Our results are in agreement with the expected similarity of HB4a and its derived clone C5.2, which differ only in respect to the overexpression of ERBB2 in the latter, and show a very similar miRNA expression profile for both cells. Using the criteria adopted here, we found exactly the same number of expressed miRNAs (542 Figure 3a,b) for both cell lines. Out of these, a small fraction of 2.76% and 3.3% were differentially represented by one or another NGS platforms (respectively in HB4a and C5.2). The full list of miRNAs identified for both cell lines, as well as their normalized level of expression (given in RPKM - Reads Per Kilo base Per Million - which, for normalization, considers transcript length and sequencing depth) for both platforms is given in Table S3. Lists of miRNAs with significant differences in representation by one or another NGS platform are given in Tables 2 and 3.
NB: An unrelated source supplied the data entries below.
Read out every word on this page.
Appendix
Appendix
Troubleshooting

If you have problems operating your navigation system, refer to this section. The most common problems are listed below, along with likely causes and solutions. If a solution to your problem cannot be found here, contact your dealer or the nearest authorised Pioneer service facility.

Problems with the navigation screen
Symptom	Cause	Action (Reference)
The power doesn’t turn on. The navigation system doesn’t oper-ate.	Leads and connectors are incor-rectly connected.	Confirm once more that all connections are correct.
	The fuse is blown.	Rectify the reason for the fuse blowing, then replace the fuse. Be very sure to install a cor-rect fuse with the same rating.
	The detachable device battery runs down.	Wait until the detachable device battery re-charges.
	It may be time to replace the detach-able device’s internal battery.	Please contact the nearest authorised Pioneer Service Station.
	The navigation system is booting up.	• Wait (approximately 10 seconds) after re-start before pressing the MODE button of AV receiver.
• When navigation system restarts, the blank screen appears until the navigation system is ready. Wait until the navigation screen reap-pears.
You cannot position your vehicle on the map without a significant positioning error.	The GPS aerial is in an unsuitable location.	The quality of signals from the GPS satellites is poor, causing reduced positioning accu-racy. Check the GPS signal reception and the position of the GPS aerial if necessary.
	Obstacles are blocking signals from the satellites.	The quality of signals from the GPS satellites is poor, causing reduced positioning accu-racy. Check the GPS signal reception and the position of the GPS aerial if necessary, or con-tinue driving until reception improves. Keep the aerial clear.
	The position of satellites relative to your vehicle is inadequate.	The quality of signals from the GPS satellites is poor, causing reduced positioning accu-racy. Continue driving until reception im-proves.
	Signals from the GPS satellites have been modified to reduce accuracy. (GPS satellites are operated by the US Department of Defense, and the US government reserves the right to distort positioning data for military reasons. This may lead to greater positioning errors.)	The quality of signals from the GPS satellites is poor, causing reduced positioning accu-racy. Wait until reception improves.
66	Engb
Our next step was to investigate which factors could have impacted the differential representation of miRNAs by these platforms. As the chemistry used by the PGM is prone to errors in homopolymeric regions, we investigated the effect of repeats of 2, 3, or 4 nt on the differentially represented miRNAs. However, no significant differences were found. We further evaluated whether the primary sequences of these miRNAs would contain discrepant amounts of any of the bases or GC content. We found that the miRNAs over-represented by PGM had higher content of uracyls (34.4% in PGM x 25% in SOLiD; p=0.047) whereas miRNAs with increased levels in SOLiD were richer in adenines (28.9% in SOLiD x 19.2% in PGM; p =0.0363) (Figure S2, Table S4).
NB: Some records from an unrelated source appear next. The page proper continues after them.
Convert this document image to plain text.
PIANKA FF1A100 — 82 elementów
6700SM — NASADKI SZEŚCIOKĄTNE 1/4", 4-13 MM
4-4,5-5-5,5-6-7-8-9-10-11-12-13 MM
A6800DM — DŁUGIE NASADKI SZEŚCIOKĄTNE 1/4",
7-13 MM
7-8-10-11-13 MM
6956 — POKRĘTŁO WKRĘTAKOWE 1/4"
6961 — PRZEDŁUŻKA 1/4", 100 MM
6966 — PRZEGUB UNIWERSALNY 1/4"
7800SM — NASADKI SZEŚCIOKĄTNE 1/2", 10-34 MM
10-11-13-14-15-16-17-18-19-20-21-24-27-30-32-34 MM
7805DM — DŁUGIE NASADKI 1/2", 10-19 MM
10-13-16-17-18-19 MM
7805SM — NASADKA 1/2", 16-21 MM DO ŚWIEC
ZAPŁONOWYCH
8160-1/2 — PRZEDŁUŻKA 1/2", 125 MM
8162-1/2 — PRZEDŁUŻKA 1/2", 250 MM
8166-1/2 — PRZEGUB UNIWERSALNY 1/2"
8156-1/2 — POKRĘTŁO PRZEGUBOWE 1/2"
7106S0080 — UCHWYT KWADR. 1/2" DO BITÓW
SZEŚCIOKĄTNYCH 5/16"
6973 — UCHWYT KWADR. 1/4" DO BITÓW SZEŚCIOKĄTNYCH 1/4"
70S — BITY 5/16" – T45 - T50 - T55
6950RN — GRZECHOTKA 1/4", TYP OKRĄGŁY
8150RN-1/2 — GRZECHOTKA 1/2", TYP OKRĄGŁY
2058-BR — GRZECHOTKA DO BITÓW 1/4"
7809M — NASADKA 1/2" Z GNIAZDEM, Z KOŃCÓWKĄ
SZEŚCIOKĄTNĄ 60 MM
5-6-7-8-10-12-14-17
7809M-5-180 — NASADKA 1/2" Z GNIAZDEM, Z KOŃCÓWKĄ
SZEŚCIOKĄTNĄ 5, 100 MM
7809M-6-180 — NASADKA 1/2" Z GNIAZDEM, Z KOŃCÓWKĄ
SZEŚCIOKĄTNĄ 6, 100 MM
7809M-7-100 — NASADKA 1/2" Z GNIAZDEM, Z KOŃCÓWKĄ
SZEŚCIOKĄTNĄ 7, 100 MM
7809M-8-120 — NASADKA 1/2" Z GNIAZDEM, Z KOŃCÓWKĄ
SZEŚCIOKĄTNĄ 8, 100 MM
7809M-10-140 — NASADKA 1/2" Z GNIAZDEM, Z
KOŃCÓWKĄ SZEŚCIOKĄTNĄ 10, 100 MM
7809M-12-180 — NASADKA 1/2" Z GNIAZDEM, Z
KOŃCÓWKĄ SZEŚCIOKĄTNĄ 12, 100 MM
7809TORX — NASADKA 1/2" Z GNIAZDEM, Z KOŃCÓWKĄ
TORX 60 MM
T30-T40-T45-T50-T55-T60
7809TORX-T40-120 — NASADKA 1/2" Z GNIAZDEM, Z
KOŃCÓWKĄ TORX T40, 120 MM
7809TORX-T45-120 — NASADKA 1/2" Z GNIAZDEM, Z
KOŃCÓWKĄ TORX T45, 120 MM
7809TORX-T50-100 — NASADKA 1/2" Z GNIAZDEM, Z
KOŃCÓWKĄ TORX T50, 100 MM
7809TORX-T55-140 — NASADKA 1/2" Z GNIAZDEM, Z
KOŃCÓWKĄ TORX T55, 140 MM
As we continued to evaluate if the structural composition of the mature miRNA sequences could interfere with its representation in the NGS platforms, we considered compositional biases involving continuous stretches of nucleotides, where a nucleotide is followed, preceded or found in continuous homogeneous stretches. The overplotting of the compositional bias of PGM-, SOLiD-, or the overall miRBase composition revealed some significant trends (Figure 4). A careful analysis showed a significant bias for continuous uracyl stretches in PGM compared to SOLiD, as well as to miRBase (respectively p -values of 0.007 and 0.031), a finding that could indicate an overrepresentation of these miRNAs in PGM-derived data. For the set of differentially represented miRNAs in PGM, node degrees were statistically different for all uracil nucleobase edge types (Figure 5).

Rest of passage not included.